Design is, beyond doubt, a difficult and ambiguous poem. It is rich in symbolic interpretation. In the words of Thompson, "For various and complicated reasons, his fluctuating and ambiguous viewpoint mocks, at times, any complacent notions concerning a benevolent design in nature. One of his sonnets which has occasionally been singled out for particular praise is a dark study in-white, ambiguously entitled ‘Design’.”

Taken out of context, the sonnet might seem to carry overtones more ominous than the context of Frost's other poems actually permits. By contrast, if this sonnet is considered in relation to the other poems, it suggests not so much a mood of depressed brooding over "the design of darkness to appall" but rather a grim pleasure in using such a peculiar exemplar for challenging and upsetting the smug assurance of complacent orthodox belief concerning who steers what, where, and how. Yet this sonnet resists even that much reduction. For Frost, the attempt to see clearly, and from all sides, requires a willingness to confront the frightening and the appalling even in its darkest forms?' The poem, presented in its entirely as above, follows the strict structure of a good sonnet.
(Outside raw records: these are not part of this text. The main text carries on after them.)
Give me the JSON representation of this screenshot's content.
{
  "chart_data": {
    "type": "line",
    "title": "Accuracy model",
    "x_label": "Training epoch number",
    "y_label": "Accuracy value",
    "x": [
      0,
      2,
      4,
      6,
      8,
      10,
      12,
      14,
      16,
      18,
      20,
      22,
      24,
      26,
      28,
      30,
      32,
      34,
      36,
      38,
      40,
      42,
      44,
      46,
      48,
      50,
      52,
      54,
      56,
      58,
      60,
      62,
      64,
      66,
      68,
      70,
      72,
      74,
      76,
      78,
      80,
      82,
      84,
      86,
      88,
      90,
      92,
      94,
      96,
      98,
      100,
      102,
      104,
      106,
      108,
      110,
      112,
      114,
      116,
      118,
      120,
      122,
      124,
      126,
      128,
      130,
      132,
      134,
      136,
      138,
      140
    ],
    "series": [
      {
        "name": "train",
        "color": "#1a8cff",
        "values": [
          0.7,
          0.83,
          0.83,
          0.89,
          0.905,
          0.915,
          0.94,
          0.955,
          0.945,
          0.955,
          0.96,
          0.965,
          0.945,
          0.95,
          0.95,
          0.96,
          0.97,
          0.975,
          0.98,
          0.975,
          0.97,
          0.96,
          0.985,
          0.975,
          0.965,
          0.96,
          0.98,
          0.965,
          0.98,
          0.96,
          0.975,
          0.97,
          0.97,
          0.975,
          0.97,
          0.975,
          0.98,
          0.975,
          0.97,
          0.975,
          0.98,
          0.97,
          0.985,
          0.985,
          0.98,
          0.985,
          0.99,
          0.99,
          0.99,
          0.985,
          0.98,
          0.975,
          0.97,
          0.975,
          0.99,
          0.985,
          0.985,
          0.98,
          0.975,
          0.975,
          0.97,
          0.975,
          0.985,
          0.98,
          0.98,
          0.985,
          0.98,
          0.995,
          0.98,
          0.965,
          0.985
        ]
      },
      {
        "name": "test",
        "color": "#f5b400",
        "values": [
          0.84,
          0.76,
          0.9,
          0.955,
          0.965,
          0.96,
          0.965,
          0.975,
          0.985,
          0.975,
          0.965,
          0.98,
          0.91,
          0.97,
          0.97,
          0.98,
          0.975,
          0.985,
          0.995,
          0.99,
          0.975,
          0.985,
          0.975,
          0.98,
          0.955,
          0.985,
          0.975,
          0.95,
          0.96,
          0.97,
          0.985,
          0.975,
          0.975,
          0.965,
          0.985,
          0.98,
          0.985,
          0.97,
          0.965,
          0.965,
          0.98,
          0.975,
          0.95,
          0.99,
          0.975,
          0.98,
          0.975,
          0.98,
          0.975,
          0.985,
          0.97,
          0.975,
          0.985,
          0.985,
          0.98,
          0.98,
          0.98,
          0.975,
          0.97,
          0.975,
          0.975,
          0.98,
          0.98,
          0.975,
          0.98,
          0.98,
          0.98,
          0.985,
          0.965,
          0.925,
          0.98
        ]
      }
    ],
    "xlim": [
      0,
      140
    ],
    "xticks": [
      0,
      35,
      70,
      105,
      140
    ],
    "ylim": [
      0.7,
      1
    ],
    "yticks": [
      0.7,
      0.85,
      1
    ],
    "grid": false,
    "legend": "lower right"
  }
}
Speaking of its artistic excellences, Reuben A. Brower remarks, "Few poems by Frost or more perfectly and surely composed, few where the figure in the mind and in the ear are better matched." There are "the daring use of tone end-rhymes," "the surprising and apt use of the many double and triple stresses on successive syllables", and the weighting of rhythm evoking seemingly slight and charming images."